VCI position in a nutshell
The EU Commission has started to successively concretise its sustainable finance strategy. This strategy is intended to help mobilise the investments needed to implement the Green Deal.
In a first step, proposals to assess the sustainability of economic activities (taxonomy) were made in April. The concept of sustainable finance can provide an important stimulus for investors and thus drive forward the ambitious change. The VCI supports the guiding principle that obligations for investors and benchmarks for a low-carbon economy should be defined according to specific criteria.
Energy-intensive industries need reliable access to the capital market for the transition to a climate-friendly economy. In particular, this holds true for companies which are at the beginning of the transition towards more sustainability. Here, innovations and new technologies can produce comparatively strong climate effects. No sector should be generally denied access to the financial market by means of exclusion criteria or negative lists.

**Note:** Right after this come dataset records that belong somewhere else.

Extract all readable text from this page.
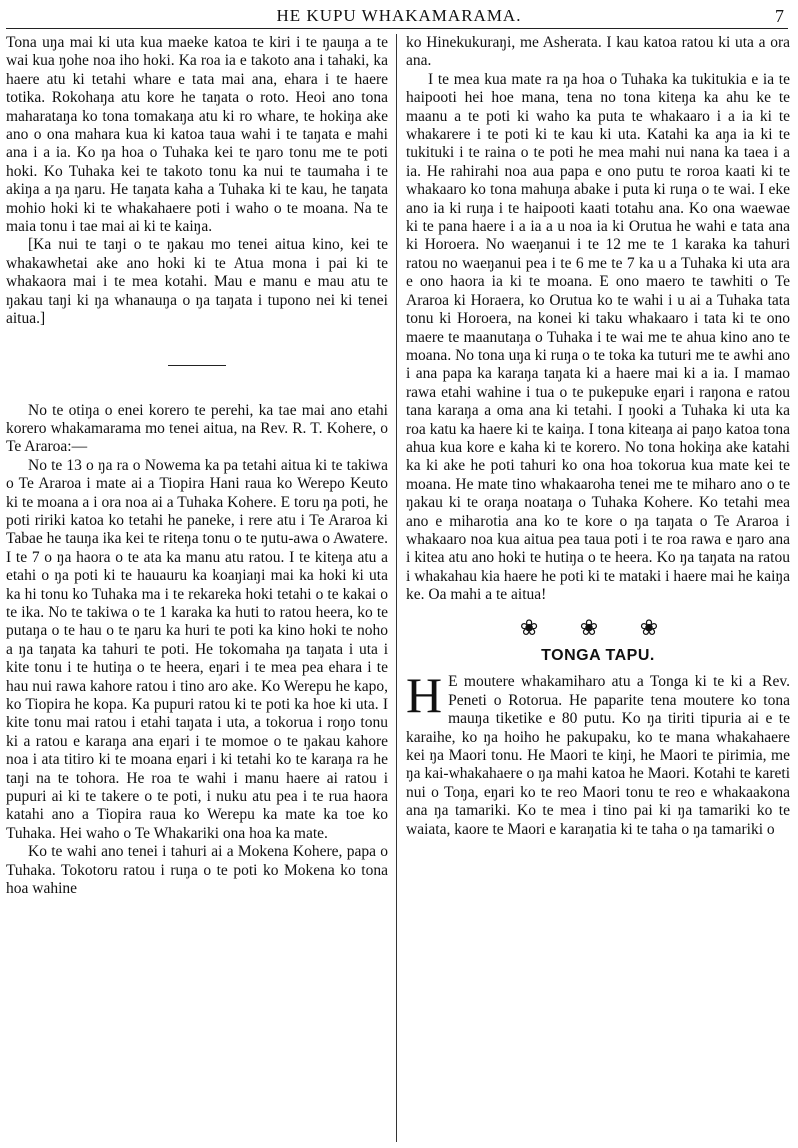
HE KUPU WHAKAMARAMA.	7

Tona uŋa mai ki uta kua maeke katoa te kiri i te ŋauŋa a te wai kua ŋohe noa iho hoki. Ka roa ia e takoto ana i tahaki, ka haere atu ki tetahi whare e tata mai ana, ehara i te haere totika. Rokohaŋa atu kore he taŋata o roto. Heoi ano tona maharataŋa ko tona tomakaŋa atu ki ro whare, te hokiŋa ake ano o ona mahara kua ki katoa taua wahi i te taŋata e mahi ana i a ia. Ko ŋa hoa o Tuhaka kei te ŋaro tonu me te poti hoki. Ko Tuhaka kei te takoto tonu ka nui te taumaha i te akiŋa a ŋa ŋaru. He taŋata kaha a Tuhaka ki te kau, he taŋata mohio hoki ki te whakahaere poti i waho o te moana. Na te maia tonu i tae mai ai ki te kaiŋa.

[Ka nui te taŋi o te ŋakau mo tenei aitua kino, kei te whakawhetai ake ano hoki ki te Atua mona i pai ki te whakaora mai i te mea kotahi. Mau e manu e mau atu te ŋakau taŋi ki ŋa whanauŋa o ŋa taŋata i tupono nei ki tenei aitua.]

No te otiŋa o enei korero te perehi, ka tae mai ano etahi korero whakamarama mo tenei aitua, na Rev. R. T. Kohere, o Te Araroa:—

No te 13 o ŋa ra o Nowema ka pa tetahi aitua ki te takiwa o Te Araroa i mate ai a Tiopira Hani raua ko Werepo Keuto ki te moana a i ora noa ai a Tuhaka Kohere. E toru ŋa poti, he poti ririki katoa ko tetahi he paneke, i rere atu i Te Araroa ki Tabae he tauŋa ika kei te riteŋa tonu o te ŋutu-awa o Awatere. I te 7 o ŋa haora o te ata ka manu atu ratou. I te kiteŋa atu a etahi o ŋa poti ki te hauauru ka koaŋiaŋi mai ka hoki ki uta ka hi tonu ko Tuhaka ma i te rekareka hoki tetahi o te kakai o te ika. No te takiwa o te 1 karaka ka huti to ratou heera, ko te putaŋa o te hau o te ŋaru ka huri te poti ka kino hoki te noho a ŋa taŋata ka tahuri te poti. He tokomaha ŋa taŋata i uta i kite tonu i te hutiŋa o te heera, eŋari i te mea pea ehara i te hau nui rawa kahore ratou i tino aro ake. Ko Werepu he kapo, ko Tiopira he kopa. Ka pupuri ratou ki te poti ka hoe ki uta. I kite tonu mai ratou i etahi taŋata i uta, a tokorua i roŋo tonu ki a ratou e karaŋa ana eŋari i te momoe o te ŋakau kahore noa i ata titiro ki te moana eŋari i ki tetahi ko te karaŋa ra he taŋi na te tohora. He roa te wahi i manu haere ai ratou i pupuri ai ki te takere o te poti, i nuku atu pea i te rua haora katahi ano a Tiopira raua ko Werepu ka mate ka toe ko Tuhaka. Hei waho o Te Whakariki ona hoa ka mate.

Ko te wahi ano tenei i tahuri ai a Mokena Kohere, papa o Tuhaka. Tokotoru ratou i ruŋa o te poti ko Mokena ko tona hoa wahine

ko Hinekukuraŋi, me Asherata. I kau katoa ratou ki uta a ora ana.

I te mea kua mate ra ŋa hoa o Tuhaka ka tukitukia e ia te haipooti hei hoe mana, tena no tona kiteŋa ka ahu ke te maanu a te poti ki waho ka puta te whakaaro i a ia ki te whakarere i te poti ki te kau ki uta. Katahi ka aŋa ia ki te tukituki i te raina o te poti he mea mahi nui nana ka taea i a ia. He rahirahi noa aua papa e ono putu te roroa kaati ki te whakaaro ko tona mahuŋa abake i puta ki ruŋa o te wai. I eke ano ia ki ruŋa i te haipooti kaati totahu ana. Ko ona waewae ki te pana haere i a ia a u noa ia ki Orutua he wahi e tata ana ki Horoera. No waeŋanui i te 12 me te 1 karaka ka tahuri ratou no waeŋanui pea i te 6 me te 7 ka u a Tuhaka ki uta ara e ono haora ia ki te moana. E ono maero te tawhiti o Te Araroa ki Horaera, ko Orutua ko te wahi i u ai a Tuhaka tata tonu ki Horoera, na konei ki taku whakaaro i tata ki te ono maere te maanutaŋa o Tuhaka i te wai me te ahua kino ano te moana. No tona uŋa ki ruŋa o te toka ka tuturi me te awhi ano i ana papa ka karaŋa taŋata ki a haere mai ki a ia. I mamao rawa etahi wahine i tua o te pukepuke eŋari i raŋona e ratou tana karaŋa a oma ana ki tetahi. I ŋooki a Tuhaka ki uta ka roa katu ka haere ki te kaiŋa. I tona kiteaŋa ai paŋo katoa tona ahua kua kore e kaha ki te korero. No tona hokiŋa ake katahi ka ki ake he poti tahuri ko ona hoa tokorua kua mate kei te moana. He mate tino whakaaroha tenei me te miharo ano o te ŋakau ki te oraŋa noataŋa o Tuhaka Kohere. Ko tetahi mea ano e miharotia ana ko te kore o ŋa taŋata o Te Araroa i whakaaro noa kua aitua pea taua poti i te roa rawa e ŋaro ana i kitea atu ano hoki te hutiŋa o te heera. Ko ŋa taŋata na ratou i whakahau kia haere he poti ki te mataki i haere mai he kaiŋa ke. Oa mahi a te aitua!

❀ ❀ ❀
TONGA TAPU.

H E moutere whakamiharo atu a Tonga ki te ki a Rev. Peneti o Rotorua. He paparite tena moutere ko tona mauŋa tiketike e 80 putu. Ko ŋa tiriti tipuria ai e te karaihe, ko ŋa hoiho he pakupaku, ko te mana whakahaere kei ŋa Maori tonu. He Maori te kiŋi, he Maori te pirimia, me ŋa kai-whakahaere o ŋa mahi katoa he Maori. Kotahi te kareti nui o Toŋa, eŋari ko te reo Maori tonu te reo e whakaakona ana ŋa tamariki. Ko te mea i tino pai ki ŋa tamariki ko te waiata, kaore te Maori e karaŋatia ki te taha o ŋa tamariki o
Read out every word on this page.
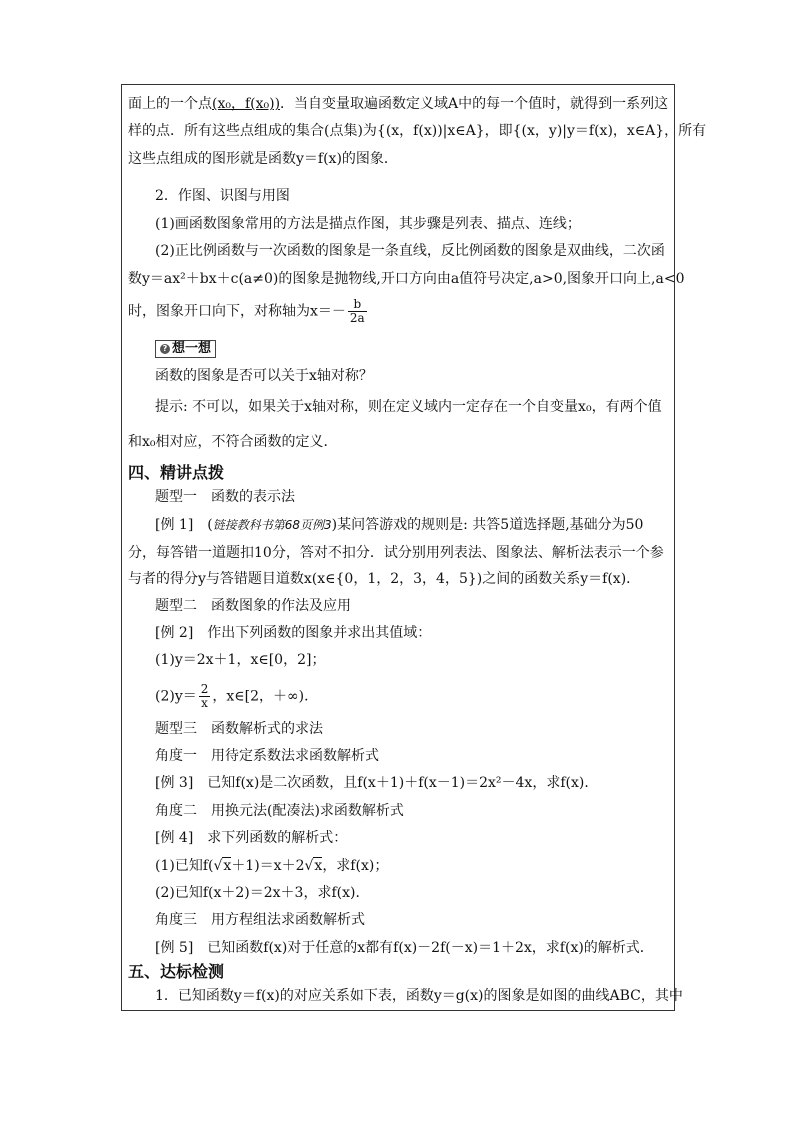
面上的一个点(x₀，f(x₀))．当自变量取遍函数定义域A中的每一个值时，就得到一系列这
样的点．所有这些点组成的集合(点集)为{(x，f(x))|x∈A}，即{(x，y)|y＝f(x)，x∈A}，所有
这些点组成的图形就是函数y＝f(x)的图象．
2．作图、识图与用图
(1)画函数图象常用的方法是描点作图，其步骤是列表、描点、连线；
(2)正比例函数与一次函数的图象是一条直线，反比例函数的图象是双曲线，二次函
数y＝ax²＋bx＋c(a≠0)的图象是抛物线,开口方向由a值符号决定,a>0,图象开口向上,a<0
时，图象开口向下，对称轴为$x=- \frac{b}{2a}$
? 想一想
函数的图象是否可以关于x轴对称？
提示: 不可以，如果关于x轴对称，则在定义域内一定存在一个自变量x₀，有两个值
和x₀相对应，不符合函数的定义．
四、精讲点拨
题型一　函数的表示法
[例 1]　(链接教科书第68页例3)某问答游戏的规则是: 共答5道选择题,基础分为50
分，每答错一道题扣10分，答对不扣分．试分别用列表法、图象法、解析法表示一个参
与者的得分y与答错题目道数x(x∈{0，1，2，3，4，5})之间的函数关系y＝f(x)．
题型二　函数图象的作法及应用
[例 2]　作出下列函数的图象并求出其值域：
(1)y＝2x＋1，x∈[0，2]；
$(2)y= \frac{2}{x}$ ，x∈[2，＋∞)．
题型三　函数解析式的求法
角度一　用待定系数法求函数解析式
[例 3]　已知f(x)是二次函数，且f(x＋1)＋f(x－1)＝2x²－4x，求f(x)．
角度二　用换元法(配凑法)求函数解析式
[例 4]　求下列函数的解析式：
(1)已知f(√x＋1)＝x＋2√x，求f(x)；
(2)已知f(x＋2)＝2x＋3，求f(x)．
角度三　用方程组法求函数解析式
[例 5]　已知函数f(x)对于任意的x都有f(x)－2f(－x)＝1＋2x，求f(x)的解析式．
五、达标检测
1．已知函数y＝f(x)的对应关系如下表，函数y＝g(x)的图象是如图的曲线ABC，其中
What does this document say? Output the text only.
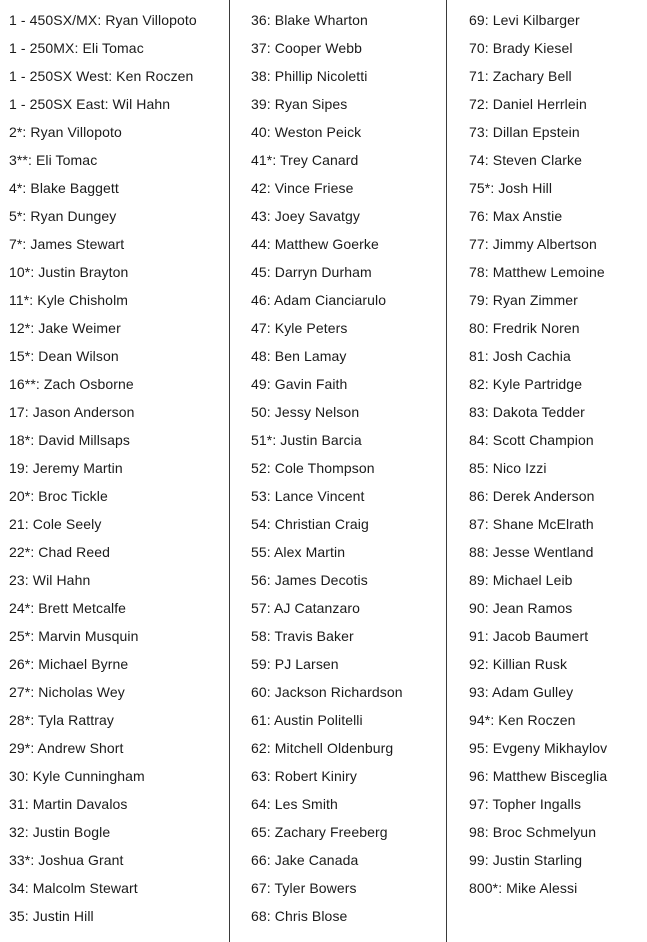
1 - 450SX/MX: Ryan Villopoto
1 - 250MX: Eli Tomac
1 - 250SX West: Ken Roczen
1 - 250SX East: Wil Hahn
2*: Ryan Villopoto
3**: Eli Tomac
4*: Blake Baggett
5*: Ryan Dungey
7*: James Stewart
10*: Justin Brayton
11*: Kyle Chisholm
12*: Jake Weimer
15*: Dean Wilson
16**: Zach Osborne
17: Jason Anderson
18*: David Millsaps
19: Jeremy Martin
20*: Broc Tickle
21: Cole Seely
22*: Chad Reed
23: Wil Hahn
24*: Brett Metcalfe
25*: Marvin Musquin
26*: Michael Byrne
27*: Nicholas Wey
28*: Tyla Rattray
29*: Andrew Short
30: Kyle Cunningham
31: Martin Davalos
32: Justin Bogle
33*: Joshua Grant
34: Malcolm Stewart
35: Justin Hill
36: Blake Wharton
37: Cooper Webb
38: Phillip Nicoletti
39: Ryan Sipes
40: Weston Peick
41*: Trey Canard
42: Vince Friese
43: Joey Savatgy
44: Matthew Goerke
45: Darryn Durham
46: Adam Cianciarulo
47: Kyle Peters
48: Ben Lamay
49: Gavin Faith
50: Jessy Nelson
51*: Justin Barcia
52: Cole Thompson
53: Lance Vincent
54: Christian Craig
55: Alex Martin
56: James Decotis
57: AJ Catanzaro
58: Travis Baker
59: PJ Larsen
60: Jackson Richardson
61: Austin Politelli
62: Mitchell Oldenburg
63: Robert Kiniry
64: Les Smith
65: Zachary Freeberg
66: Jake Canada
67: Tyler Bowers
68: Chris Blose
69: Levi Kilbarger
70: Brady Kiesel
71: Zachary Bell
72: Daniel Herrlein
73: Dillan Epstein
74: Steven Clarke
75*: Josh Hill
76: Max Anstie
77: Jimmy Albertson
78: Matthew Lemoine
79: Ryan Zimmer
80: Fredrik Noren
81: Josh Cachia
82: Kyle Partridge
83: Dakota Tedder
84: Scott Champion
85: Nico Izzi
86: Derek Anderson
87: Shane McElrath
88: Jesse Wentland
89: Michael Leib
90: Jean Ramos
91: Jacob Baumert
92: Killian Rusk
93: Adam Gulley
94*: Ken Roczen
95: Evgeny Mikhaylov
96: Matthew Bisceglia
97: Topher Ingalls
98: Broc Schmelyun
99: Justin Starling
800*: Mike Alessi
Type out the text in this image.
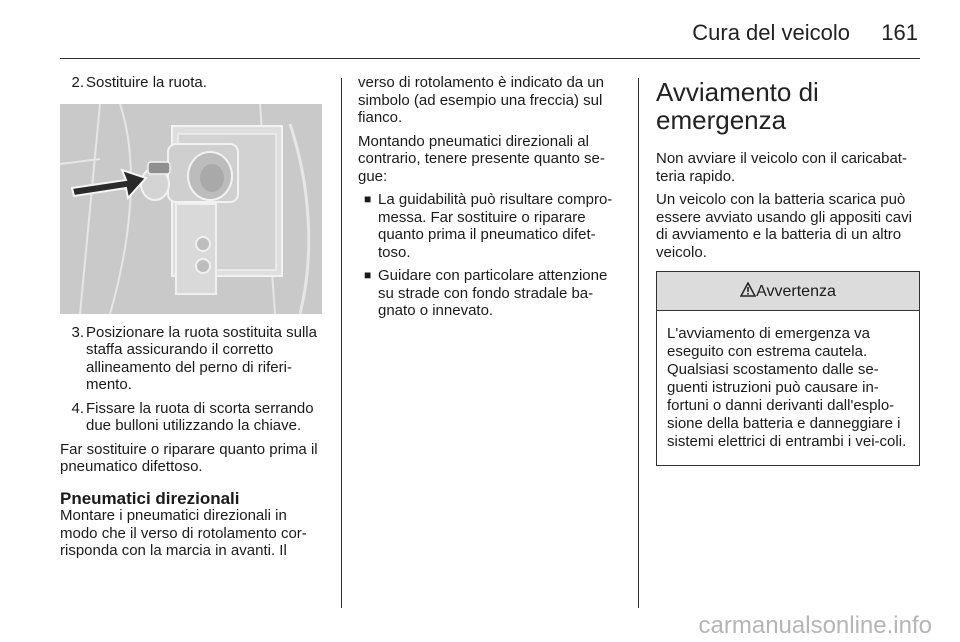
Cura del veicolo 161
2. Sostituire la ruota.
3. Posizionare la ruota sostituita sulla staffa assicurando il corretto allineamento del perno di riferi-mento.
4. Fissare la ruota di scorta serrando due bulloni utilizzando la chiave.

Far sostituire o riparare quanto prima il pneumatico difettoso.

Pneumatici direzionali

Montare i pneumatici direzionali in modo che il verso di rotolamento cor-risponda con la marcia in avanti. Il

verso di rotolamento è indicato da un simbolo (ad esempio una freccia) sul fianco.

Montando pneumatici direzionali al contrario, tenere presente quanto se-gue:

■ La guidabilità può risultare compro-messa. Far sostituire o riparare quanto prima il pneumatico difet-toso.
■ Guidare con particolare attenzione su strade con fondo stradale ba-gnato o innevato.
Avviamento di emergenza

Non avviare il veicolo con il caricabat-teria rapido.

Un veicolo con la batteria scarica può essere avviato usando gli appositi cavi di avviamento e la batteria di un altro veicolo.

Avvertenza
L'avviamento di emergenza va eseguito con estrema cautela. Qualsiasi scostamento dalle se-guenti istruzioni può causare in-fortuni o danni derivanti dall'esplo-sione della batteria e danneggiare i sistemi elettrici di entrambi i vei-coli.
carmanualsonline.info
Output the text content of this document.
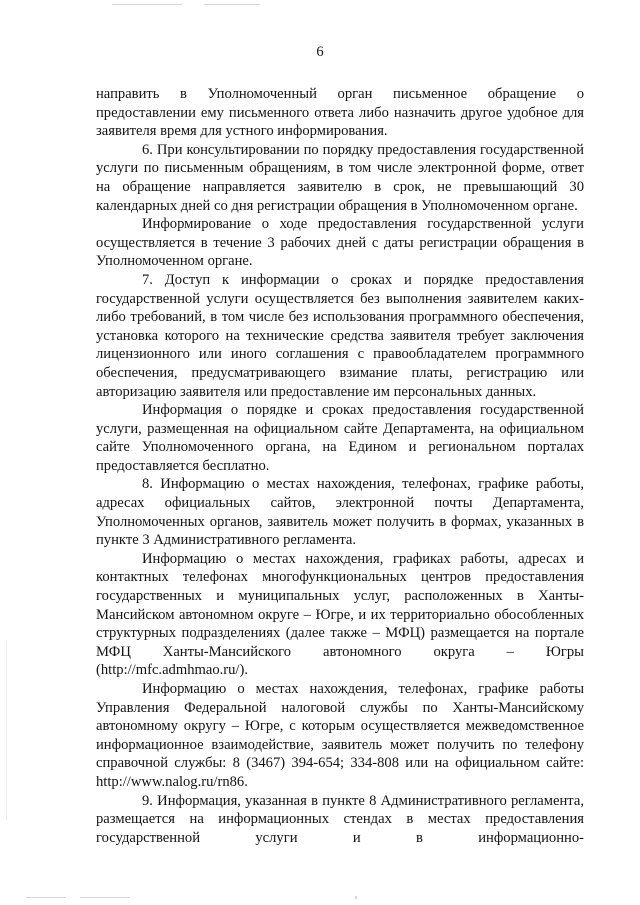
6

направить в Уполномоченный орган письменное обращение о предоставлении ему письменного ответа либо назначить другое удобное для заявителя время для устного информирования.

6. При консультировании по порядку предоставления государственной услуги по письменным обращениям, в том числе электронной форме, ответ на обращение направляется заявителю в срок, не превышающий 30 календарных дней со дня регистрации обращения в Уполномоченном органе.

Информирование о ходе предоставления государственной услуги осуществляется в течение 3 рабочих дней с даты регистрации обращения в Уполномоченном органе.

7. Доступ к информации о сроках и порядке предоставления государственной услуги осуществляется без выполнения заявителем каких-либо требований, в том числе без использования программного обеспечения, установка которого на технические средства заявителя требует заключения лицензионного или иного соглашения с правообладателем программного обеспечения, предусматривающего взимание платы, регистрацию или авторизацию заявителя или предоставление им персональных данных.

Информация о порядке и сроках предоставления государственной услуги, размещенная на официальном сайте Департамента, на официальном сайте Уполномоченного органа, на Едином и региональном порталах предоставляется бесплатно.

8. Информацию о местах нахождения, телефонах, графике работы, адресах официальных сайтов, электронной почты Департамента, Уполномоченных органов, заявитель может получить в формах, указанных в пункте 3 Административного регламента.

Информацию о местах нахождения, графиках работы, адресах и контактных телефонах многофункциональных центров предоставления государственных и муниципальных услуг, расположенных в Ханты-Мансийском автономном округе – Югре, и их территориально обособленных структурных подразделениях (далее также – МФЦ) размещается на портале МФЦ Ханты-Мансийского автономного округа – Югры (http://mfc.admhmao.ru/).

Информацию о местах нахождения, телефонах, графике работы Управления Федеральной налоговой службы по Ханты-Мансийскому автономному округу – Югре, с которым осуществляется межведомственное информационное взаимодействие, заявитель может получить по телефону справочной службы: 8 (3467) 394-654; 334-808 или на официальном сайте: http://www.nalog.ru/rn86.

9. Информация, указанная в пункте 8 Административного регламента, размещается на информационных стендах в местах предоставления государственной услуги и в информационно-
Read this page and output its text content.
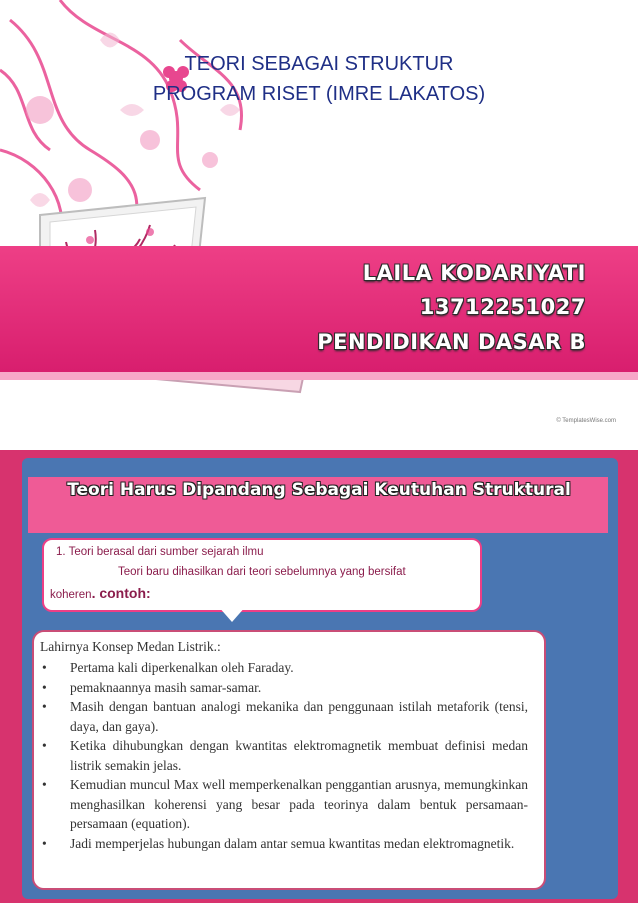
TEORI SEBAGAI STRUKTUR
PROGRAM RISET (IMRE LAKATOS)
LAILA KODARIYATI
13712251027
PENDIDIKAN DASAR B
© TemplatesWise.com
Teori Harus Dipandang Sebagai Keutuhan Struktural
1. Teori berasal dari sumber sejarah ilmu
Teori baru dihasilkan dari teori sebelumnya yang bersifat
koheren. contoh:
Lahirnya Konsep Medan Listrik.:
• Pertama kali diperkenalkan oleh Faraday.
• pemaknaannya masih samar-samar.
• Masih dengan bantuan analogi mekanika dan penggunaan istilah metaforik (tensi, daya, dan gaya).
• Ketika dihubungkan dengan kwantitas elektromagnetik membuat definisi medan listrik semakin jelas.
• Kemudian muncul Max well memperkenalkan penggantian arusnya, memungkinkan menghasilkan koherensi yang besar pada teorinya dalam bentuk persamaan-persamaan (equation).
• Jadi memperjelas hubungan dalam antar semua kwantitas medan elektromagnetik.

The VCI rejects a binary classification system.
Review the criteria on a regular basis
The assessment criteria for economic activities are being developed at the moment. In order to enable companies to plan ahead reliably, such criteria must be consistent and coherent with existing legislation for financial market instruments.
Furthermore, there should be on open mind for a wide range of different technologies, and the current state-of-the-art should be reflected by way of regular reviews of the assessment criteria. A holistic view of sustainability also presupposes that equal consideration is given to all of its three dimensions: ecology, economy and social aspects. It is deplorable that the present approach still narrows the focus on the ecological dimension in an excessively one-sided manner.
Rules should be uniform to the largest possible extent
Currently, not only the EU Commission but also some Member States are developing their individual models and criteria for sustainable finance. Such go-it-alone action cannot achieve the given goals. In order to increase the comparability of sustainable financial investments, these should be defined and applied uniformly at least at EU level. The VCI speaks for further harmonisation through the OECD or the United Nations. This would prevent competitive disadvantages for companies located in the European Union and allow global comparability.
THE VCI IS CALLING FOR THE FOLLOWING
- Avoid negative list of energy-intensive activities
Drawing up a negative list of energy-intensive processes would mean exclusion from the capital market for many companies and reduce investment incentives for the development of innovative technologies. Instead, the implementation of the existing taxonomy and its impact on the financial markets should be closely examined and optimised if necessary.
- Accompany current market developments with legislation
The share of sustainable investment opportunities is rising continuously and rapidly – the laws of the market are taking effect. The accompanying development of a uniform set of rules and regulations can enhance transparency and comparability without dirigiste specifications or far-reaching market interventions.
- Workable implementation for companies
Especially small and medium-sized enterprises must carefully manage their resources. Only clear-cut and proportionate reporting obligations, which also take into account competitive aspects in an international context, can keep the additional cost and effort as low as possible. New reporting obligations must be brought into line with existing requirements.